Aardvark’s on-stage debut was a benefit Christmas concert on Dec. 23, 1973, at Church of the Covenant near its longtime venue Emmanuel Church. The event has since become an annual tradition for the group, with a program that features everything from brass carols and gospel hymns to Ellington’s “Sugar Rum Cherry.” Benefits, Harvey says, allow him to exercise his vocation by aiding the homeless and needy. His community action began in 1971, when he partnered with the nonprofit Jazz Coalition, which ran legendary Jazz Week and All-Night Concerts. Harvey also continues his advocacy in supporting the JazzBoston network. That being said, Aardvark’s mission extends beyond its music, and the group often collaborates with organizations such as Kip Tiernan’s Rosie’s Place and Poor People’s United Fund, Amnesty International, American Friends Service Committee and Doctors Without Borders.
As a Boston University ministerial intern, Harvey inaugurated annual experimental concerts. In 1974, he and trumpeter Claudio Roditi joined forces in a lively international big band alongside trombonists Raul de Souza and Hiroshi Fukumura and pianist Jacques Paoli. New England Conservatory studies with pianists Jaki Byard and George Russell later led to Harvey’s securing of Jazz Coalition commissions for Russell’s iconic African Game (Blue Note, 1985), as well as Byard’s Proverbs (1973) and Concerto for Jazz Orchestra (1986).
Harvey uses these experiences to choose Aardvark players, whom he selects based on their musical individualism and group fit. “It’s harder for us to perfect sectional stuff, but we have longevity going for us,” he says. “Guitarist Richard Nelson’s at University of Maine, Augusta, trombonist Bob Pilkington and bassist John Funkhouser are at Berklee, but most come from different walks of life.” While Aardvark is Harvey’s creative outlet, a “composer’s band” shaped by his vision, its collective identity has an ornery, distinctive sense of uncontrollability.

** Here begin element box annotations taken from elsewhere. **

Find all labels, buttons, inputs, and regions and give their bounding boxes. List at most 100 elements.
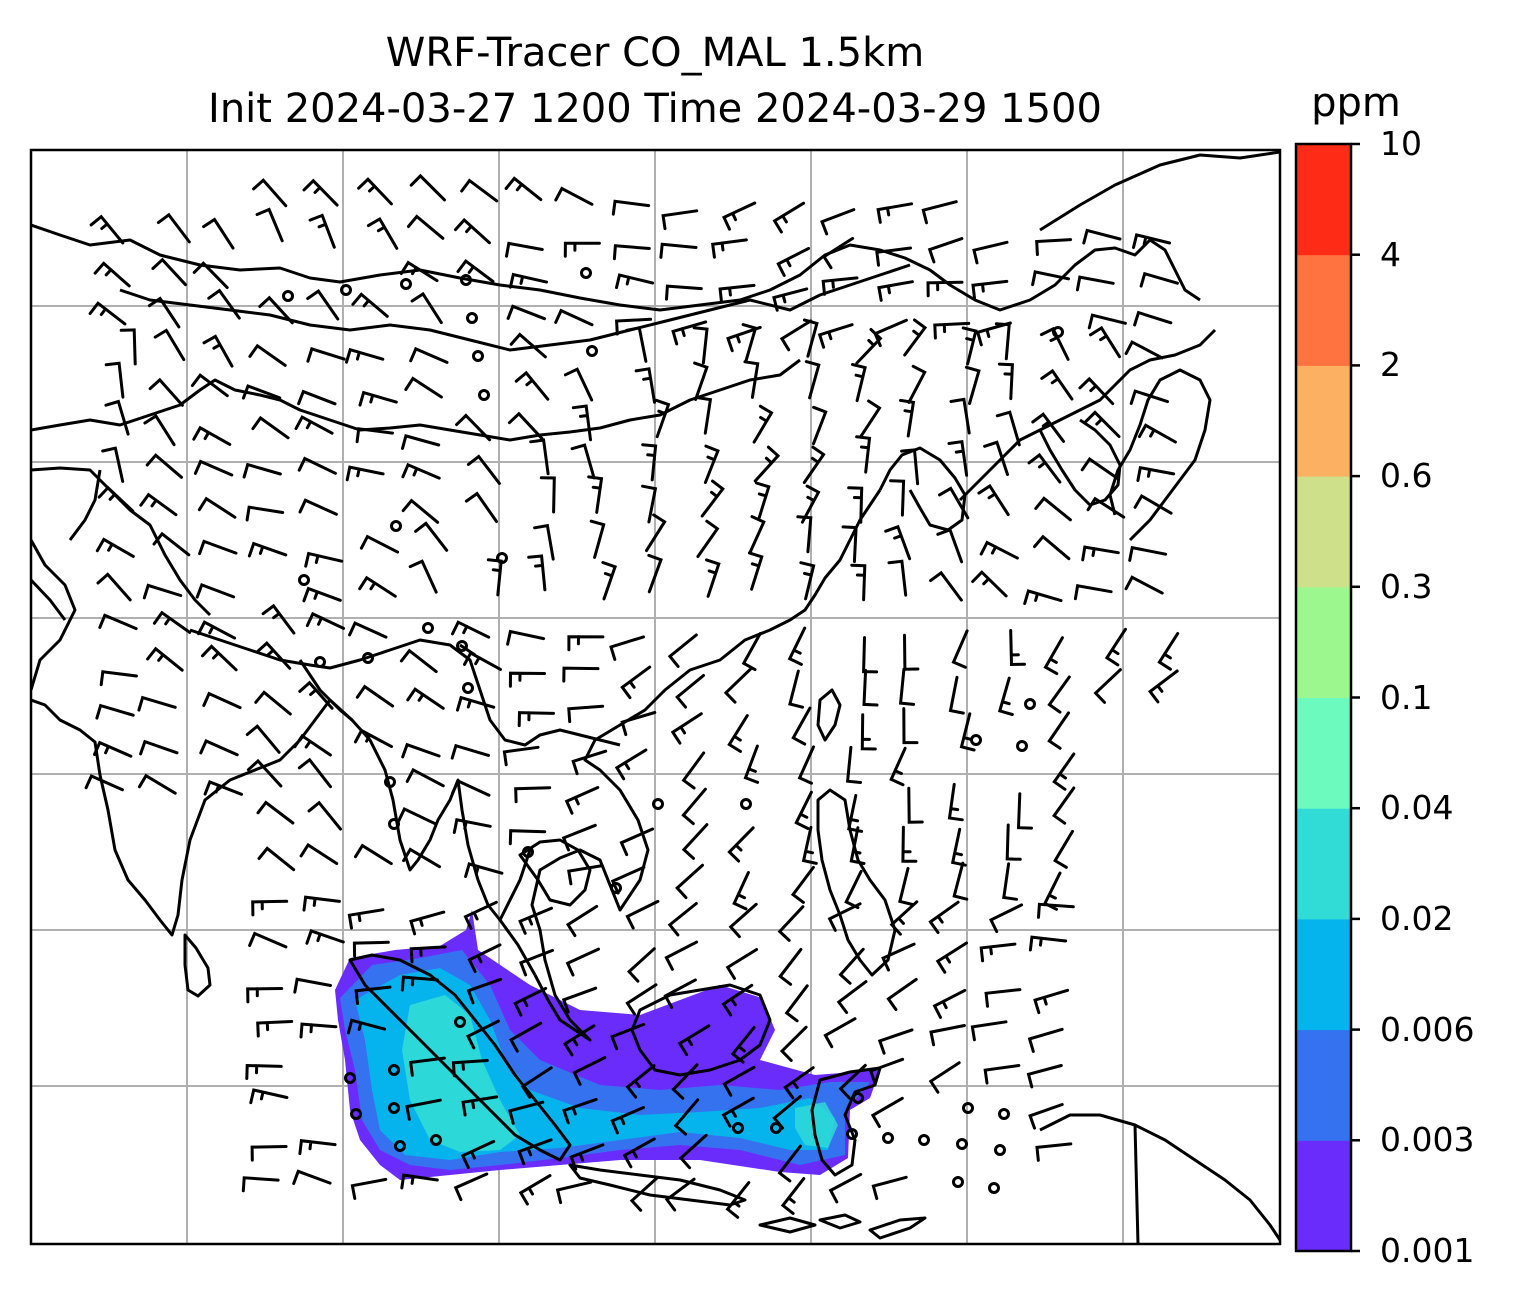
wind-barb xyxy=(306,289,340,321)
calm-circle xyxy=(400,278,412,290)
wind-barb xyxy=(248,931,288,949)
wind-barb xyxy=(508,671,546,688)
wind-barb xyxy=(565,904,599,938)
wind-barb xyxy=(508,1021,543,1053)
calm-circle xyxy=(1016,740,1028,752)
wind-barb xyxy=(611,199,651,216)
wind-barb xyxy=(849,826,866,865)
wind-barb xyxy=(567,864,604,886)
wind-barb xyxy=(975,321,1012,347)
wind-barb xyxy=(539,476,556,514)
wind-barb xyxy=(251,415,290,440)
wind-barb xyxy=(1129,389,1169,405)
wind-barb xyxy=(748,515,766,555)
wind-barb xyxy=(730,1025,756,1064)
wind-barb xyxy=(256,800,295,825)
wind-barb xyxy=(812,405,828,446)
wind-barb xyxy=(951,629,969,669)
wind-barb xyxy=(564,786,600,815)
wind-barb xyxy=(675,863,704,900)
wind-barb xyxy=(197,620,237,640)
wind-barb xyxy=(466,977,503,1005)
wind-barb xyxy=(673,1098,700,1136)
wind-barb xyxy=(625,326,648,363)
wind-barb xyxy=(921,200,958,225)
wind-barb xyxy=(961,326,978,366)
wind-barb xyxy=(509,332,547,359)
wind-barb xyxy=(705,558,721,598)
wind-barb xyxy=(1128,545,1168,562)
wind-barb xyxy=(681,751,706,790)
wind-barb xyxy=(405,1098,442,1121)
wind-barb xyxy=(935,941,968,974)
wind-barb xyxy=(514,786,552,804)
wind-barb xyxy=(359,534,400,554)
colorbar-tick-label: 0.003 xyxy=(1380,1120,1475,1160)
wind-barb xyxy=(508,1100,545,1125)
wind-barb xyxy=(252,178,288,208)
wind-barb xyxy=(741,323,758,363)
wind-barb xyxy=(871,1175,908,1201)
wind-barb xyxy=(409,910,446,936)
wind-barb xyxy=(409,1056,446,1077)
wind-barb xyxy=(703,444,720,484)
wind-barb xyxy=(518,948,554,977)
wind-barb xyxy=(401,462,441,480)
wind-barb xyxy=(1073,584,1113,601)
wind-barb xyxy=(450,743,490,760)
wind-barb xyxy=(610,1106,645,1135)
wind-barb xyxy=(860,713,877,751)
wind-barb xyxy=(1037,902,1075,919)
wind-barb xyxy=(711,238,748,259)
wind-barb xyxy=(783,1066,815,1100)
calm-circle xyxy=(586,345,598,357)
wind-barb xyxy=(351,292,389,318)
calm-circle xyxy=(770,1122,782,1134)
colorbar-ticks xyxy=(1351,142,1360,1253)
wind-barb xyxy=(641,443,658,482)
wind-barb xyxy=(567,704,605,724)
wind-barb xyxy=(247,541,288,558)
wind-barb xyxy=(780,1177,806,1215)
wind-barb xyxy=(533,523,555,561)
wind-barb xyxy=(1040,368,1074,401)
wind-barb xyxy=(776,246,811,277)
wind-barb xyxy=(995,410,1021,447)
wind-barb xyxy=(358,575,397,598)
calm-circle xyxy=(298,574,310,586)
colorbar-tick-label: 0.02 xyxy=(1380,898,1454,938)
wind-barb xyxy=(563,241,601,258)
tracer-shading xyxy=(335,910,880,1180)
wind-barb xyxy=(851,363,867,403)
colorbar-tick-label: 0.001 xyxy=(1380,1231,1475,1270)
wind-barb xyxy=(677,1024,711,1057)
wind-barb xyxy=(151,257,187,287)
wind-barb xyxy=(357,177,393,206)
calm-circle xyxy=(962,1102,974,1114)
wind-barb xyxy=(862,636,879,674)
wind-barb xyxy=(197,496,237,519)
calm-circle xyxy=(1024,698,1036,710)
wind-barb xyxy=(397,806,437,826)
wind-barb xyxy=(670,712,703,745)
wind-barb xyxy=(408,559,438,594)
coastline-java xyxy=(568,1163,747,1207)
wind-barb xyxy=(88,301,127,326)
colorbar-segment xyxy=(1296,808,1351,920)
wind-barb xyxy=(1028,935,1068,952)
wind-barb xyxy=(562,666,600,683)
wind-barb xyxy=(98,613,138,631)
wind-barb xyxy=(299,1022,338,1039)
wind-barb xyxy=(195,582,236,599)
wind-barb xyxy=(561,986,598,1014)
wind-barb xyxy=(143,413,176,447)
wind-barb xyxy=(506,304,546,321)
colorbar-segment xyxy=(1296,254,1351,366)
wind-barb xyxy=(146,646,184,672)
wind-barb xyxy=(207,288,241,320)
colorbar-segment xyxy=(1296,1029,1351,1141)
wind-barb xyxy=(508,272,548,289)
calm-circle xyxy=(314,656,326,668)
wind-barb xyxy=(625,1064,656,1099)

“The group mind is elastic, mysterious,” Harvey told Tom Hall on Improv365. “In any two-hour program, who knows what will happen? From day one’s Amen Chorus in 1973, I realized that the band was not wholly controllable. [I want to] respect mutual energy and engage it; conversations with old friends who pick up where you left off. [Saxophonist] Arni Cheatham or [tubist] Bill Lowe might start a riff, this or that player might jump in. Then, I have to figure out a way to shape it.”

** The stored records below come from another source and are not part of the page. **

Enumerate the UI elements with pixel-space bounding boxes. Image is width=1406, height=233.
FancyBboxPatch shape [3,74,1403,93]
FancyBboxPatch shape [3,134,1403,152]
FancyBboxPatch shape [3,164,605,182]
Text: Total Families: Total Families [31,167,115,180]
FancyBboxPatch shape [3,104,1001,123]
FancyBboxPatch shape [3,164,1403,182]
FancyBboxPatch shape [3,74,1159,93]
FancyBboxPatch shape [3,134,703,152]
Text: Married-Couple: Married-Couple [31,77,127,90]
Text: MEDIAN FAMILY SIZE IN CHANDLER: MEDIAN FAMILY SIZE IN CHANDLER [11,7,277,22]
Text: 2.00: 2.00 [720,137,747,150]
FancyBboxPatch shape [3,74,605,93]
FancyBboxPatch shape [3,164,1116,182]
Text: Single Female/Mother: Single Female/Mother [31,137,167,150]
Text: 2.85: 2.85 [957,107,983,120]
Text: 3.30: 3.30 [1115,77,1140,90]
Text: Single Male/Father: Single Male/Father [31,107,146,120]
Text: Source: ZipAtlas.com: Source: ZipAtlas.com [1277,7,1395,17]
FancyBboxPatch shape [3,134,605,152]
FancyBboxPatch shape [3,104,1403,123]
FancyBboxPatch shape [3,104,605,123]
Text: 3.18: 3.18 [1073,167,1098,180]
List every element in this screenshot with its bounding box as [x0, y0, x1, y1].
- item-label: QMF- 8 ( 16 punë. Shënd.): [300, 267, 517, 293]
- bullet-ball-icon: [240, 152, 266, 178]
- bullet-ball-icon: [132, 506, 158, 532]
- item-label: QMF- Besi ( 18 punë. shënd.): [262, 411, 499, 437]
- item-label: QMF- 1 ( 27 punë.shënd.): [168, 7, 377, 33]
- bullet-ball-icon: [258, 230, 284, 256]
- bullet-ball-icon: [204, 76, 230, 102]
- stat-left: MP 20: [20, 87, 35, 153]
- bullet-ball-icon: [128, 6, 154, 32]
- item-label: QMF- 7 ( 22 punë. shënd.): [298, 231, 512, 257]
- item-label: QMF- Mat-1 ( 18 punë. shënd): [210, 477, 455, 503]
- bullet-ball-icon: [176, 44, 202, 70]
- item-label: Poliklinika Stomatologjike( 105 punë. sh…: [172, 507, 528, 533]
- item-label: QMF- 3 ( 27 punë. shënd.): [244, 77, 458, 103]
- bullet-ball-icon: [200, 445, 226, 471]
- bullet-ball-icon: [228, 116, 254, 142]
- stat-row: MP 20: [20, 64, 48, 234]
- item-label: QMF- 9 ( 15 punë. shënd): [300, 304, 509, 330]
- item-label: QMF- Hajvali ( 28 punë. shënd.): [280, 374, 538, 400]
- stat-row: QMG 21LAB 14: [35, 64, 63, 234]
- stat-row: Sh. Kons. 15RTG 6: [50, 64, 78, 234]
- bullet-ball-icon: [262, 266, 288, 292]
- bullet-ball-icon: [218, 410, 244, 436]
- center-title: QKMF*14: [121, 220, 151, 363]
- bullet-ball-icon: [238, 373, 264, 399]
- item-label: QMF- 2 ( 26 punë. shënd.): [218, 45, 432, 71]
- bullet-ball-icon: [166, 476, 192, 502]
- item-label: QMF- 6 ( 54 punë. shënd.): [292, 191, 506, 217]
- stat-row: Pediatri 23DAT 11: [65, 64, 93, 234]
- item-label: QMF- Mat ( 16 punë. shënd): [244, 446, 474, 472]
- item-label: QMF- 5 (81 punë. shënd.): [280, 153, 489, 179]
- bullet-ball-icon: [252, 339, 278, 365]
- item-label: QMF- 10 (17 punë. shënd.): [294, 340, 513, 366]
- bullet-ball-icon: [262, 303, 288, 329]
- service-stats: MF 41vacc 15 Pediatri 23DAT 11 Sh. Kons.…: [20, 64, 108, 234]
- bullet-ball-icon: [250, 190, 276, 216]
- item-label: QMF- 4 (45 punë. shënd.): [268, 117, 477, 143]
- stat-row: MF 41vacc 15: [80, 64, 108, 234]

Harvey’s spontaneous technique and flexology are evident in aleatory elements, hand signals and show cards, when he feels that a moment needs a certain color or long tone. “Some leaders would say, ‘Are you nuts?’” he says. “But it’s more fun when you don’t know where it’s going. It keeps it an adventure.”
Aardvark’s book of 300 pieces, half of which are Harvey’s own arrangements, includes commissions, music in honor of Mary Lou WiIliams and Duke Ellington, and a recent trove of transcriptions (like David Berger’s “Ellingtonia”). Most are big band charts, head arrangements, riffs and free forms that hark back to New Orleans collective improvisation.
“I’m constantly writing and reintroducing stuff, like symphonies do,” Harvey says. “Some pieces are fully written, some are conceptual. Everyone’s on his toes for the spontaneous.”
Harvey likens his style to free-form composer-conductors Butch Morris and Walter Thompson. Aardvark’s discography now has six releases on Leo (“Feigen’s adventuresome and supports long works”), two on Vinny Golia’s Nine Winds and three on AardMuse. Among Aardvark’s notable guests number Sheila Jordan, Byard, Golia, Jimmy Giuffre, Raj Mehta and Paul Lovens.
Aardvark’s Jazztet offshoot, often a sextet, spins off for smaller venues and Sunday church services. Another longstanding tradition, the free spring concert at MIT’s space-age Kresge Auditorium is a place for Aardvark to premier large works on a big stage with extra rehearsal. The orchestra’s odyssey will continue in 2013 with the epic Boston JazzScape at Boston’s Museum of Fine Arts in March.